Labriola on buying time via special teams

Ready or not, here it comes:

  • Danny Smith tells the rookies the same thing every year. "If you're not a starter on offense or defense, then you better be a starter on special teams." But Smith is the special teams coordinator, and so he could be expected to be promoting the phase of the team for which he is responsible. But Smith's boss, Mike Tomlin, is every bit as blunt.
  • "To put it in simple terms: the farther you are down the offensive or defensive depth chart," said Tomlin, "the more dynamic you better be in special teams if you have a desire to be a part of it. If you're a second-team offensive player or defensive player, then you'll have a role on special teams and that role needs to be useful and helpful and productive. If you're third on the depth chart at whatever position you prescribe then you better have big-time special teams value, because there are no third-teams in the National Football League."
  • This is being regurgitated at this time because of a subject broached during Tomlin's weekly news conference earlier this week. The issue came up as a corollary to the one involving William Gay and why he wasn't the one to replace T.J. Watt when Watt went out of the game against the Vikings with a groin injury. Instead of Harrison, the Steelers had Anthony Chickillo move into the spot at right outside linebacker with Bud Dupree remaining at left outside linebacker.
  • The question was posed to Tomlin this way: "Has James Harrison dropped on the depth chart?"
  • Tomlin's answer began with: "Is he dropping or are other guys ascending?"

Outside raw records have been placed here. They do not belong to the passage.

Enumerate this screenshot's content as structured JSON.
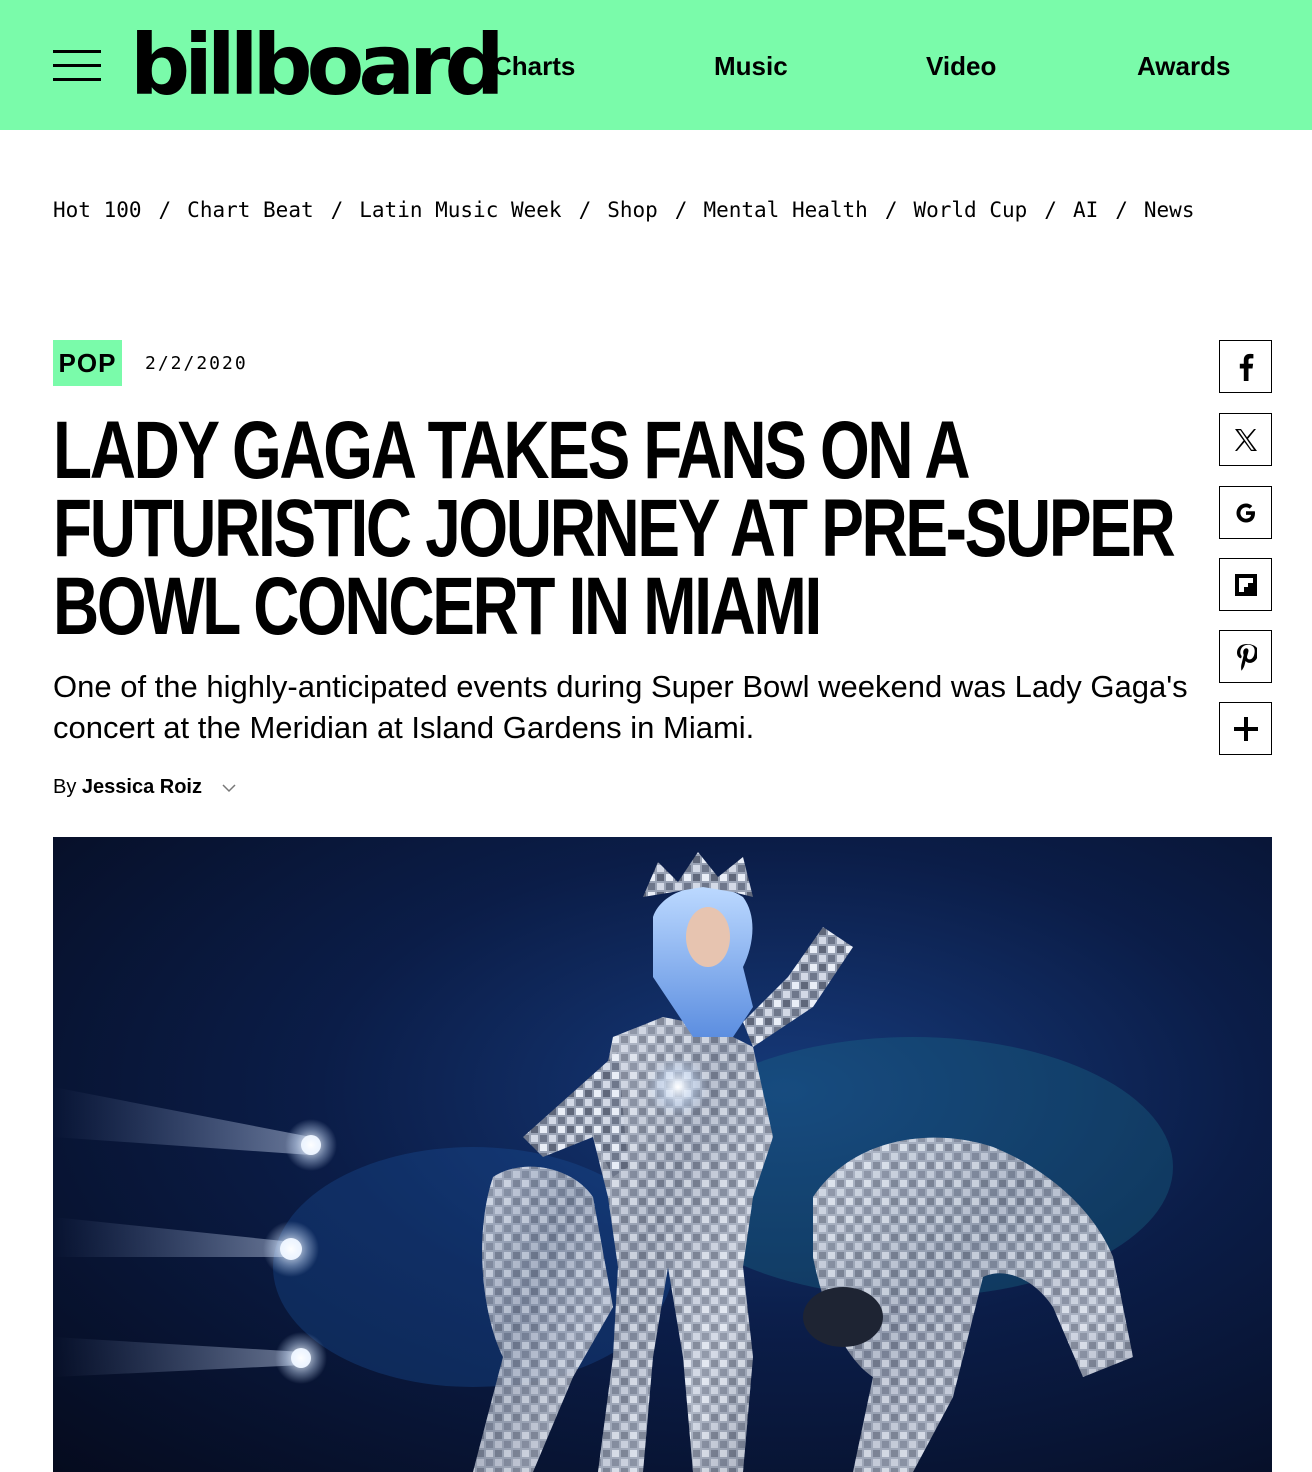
{
  "header": {
    "logo_text": "billboard",
    "nav": [
      "Charts",
      "Music",
      "Video",
      "Awards"
    ],
    "background": "#7afbaa"
  },
  "trail": [
    "Hot 100",
    "Chart Beat",
    "Latin Music Week",
    "Shop",
    "Mental Health",
    "World Cup",
    "AI",
    "News"
  ],
  "article": {
    "category": "POP",
    "date": "2/2/2020",
    "headline": "Lady Gaga Takes Fans On a Futuristic Journey at Pre-Super Bowl Concert in Miami",
    "deck": "One of the highly-anticipated events during Super Bowl weekend was Lady Gaga's concert at the Meridian at Island Gardens in Miami.",
    "byline_prefix": "By",
    "author": "Jessica Roiz"
  },
  "share_icons": [
    "facebook-icon",
    "x-icon",
    "google-icon",
    "flipboard-icon",
    "pinterest-icon",
    "plus-icon"
  ],
  "hero": {
    "subject": "concert-photo",
    "colors": [
      "#050b1e",
      "#163a7a",
      "#c0c8d8"
    ]
  }
}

  • Clearly, Chickillo is ascending during this, his third season with the Steelers. His story is an interesting one in that he was discovered among the defensive linemen at the University of Miami and that he remade his body into that of a 3-4 outside linebacker by losing close to 30 pounds. Losing that amount of weight may not have taken him three years, but losing the weight and then re-conditioning his muscle memory to the physical requirements of his new position took time, and this is about what Chickillo did in the meantime to buy himself that time.
  • "It started with shaping his body to look like a 3-4 outside linebacker," said Tomlin about Chickillo. "Then there's probably the most significant element of it, which I didn't mention first and I should have: he's a college defensive lineman who acclimated himself to special teams linebacker play. That's the most significant element of his growth and development, because he doesn't give himself an opportunity to develop as a defender or a pass rusher, if he doesn't make himself useful. Over the course of his career here, he's made himself useful as a special teamer … "

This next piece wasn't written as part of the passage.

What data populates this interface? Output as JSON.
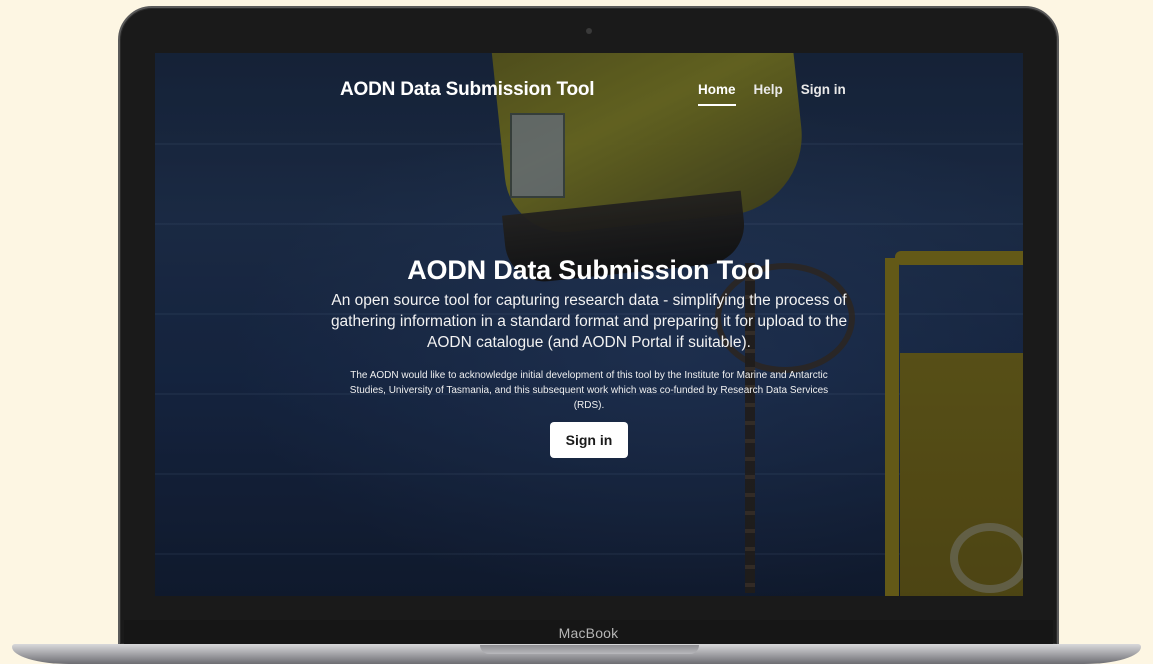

  • Maybe the most famous example of blazing a path to NFL stardom via special teams is the player whose absence in the Vikings game prompted the line of questioning to Tomlin in the first place: James Harrison.
  • Harrison didn't become a full-time starter for the Steelers until 2007, but by then he already had established himself as an indispensable component on special teams. Signed by the Steelers off the street shortly before training camp was to open in 2004 in response to an injury to Clark Haggans, Harrison was facing his last best chance to carve out an NFL career for himself.
  • That Harrison was able to accomplish this is a credit to him, and that he accomplished it as an enthusiastic special teams player is proof that what Danny Smith and Mike Tomlin said is true. Harrison had 25 special teams tackles in 2004, 18 more in 2005, and then 16 more in 11 games in 2006. Two years later, he was a first-team All-Pro linebacker, the NFL Defensive Player of the Year, and the author of one of the greatest plays in Super Bowl history.
  • And it had a chance to happen, because as Tomlin might have said, he found a way to make himself useful on special teams.
  • Speaking of Chickillo, his ascendance up the depth chart and Mike Hilton's emergence as a playmaking cornerback serve as evidence that the Steelers have improved their defense from a year ago. Stay with me while I try to explain myself.
  • When the 2016 season ended, it was obvious that the Steelers couldn't stand pat on defense and have any realistic expectations that they'd be able to win a championship this year. The pass rush wasn't what it needed to be, and the defensive backfield had to be upgraded to the degree where it would allow the team to mix in more man-coverage schemes.
  • The Steelers opened this season with Dupree and Watt as the starting outside linebackers, and Chickillo's development – he had two of the nine sacks the team posted over the first two weeks – means the Steelers don't need a 39-year-old Harrison to rescue them, as was the case in each of the previous two seasons.
  • Tomlin said, and I believe it to be more than just lip service, that there will come a time this season when the Steelers will need to turn to Harrison, but what will be different is that he won't necessarily have to do it alone.
  • As for Hilton, after an outstanding offseason program that was backed up by a consistent camp/preseason, he began this season, in Tomlin's estimation, as an interchangeable part with Will Gay as the slot cornerback. Hilton gives the Steelers a better chance at playing man-coverage from the slot, and his playing time is a reflection of the way his performance in the season's first two games has been judged.
  • In Cleveland, Hilton played 34 defensive snaps and Gay played 26; against the Vikings, Hilton played 55 snaps and Gay played 20. This is what Tomlin said about Hilton when asked about his amount of playing time: "He's made plays. We don't try to overanalyze it. We try to put guys in a position to make plays and when we do and when they do, we acknowledge it. That's what we've done throughout this process with him in particular. We've given him an opportunity to make plays. He's largely made those plays, and he's ascending in his role within our group because of it."
  • There's that word again. Ascending. When young players can be described in this way, the unit of which they're a part usually can be, too.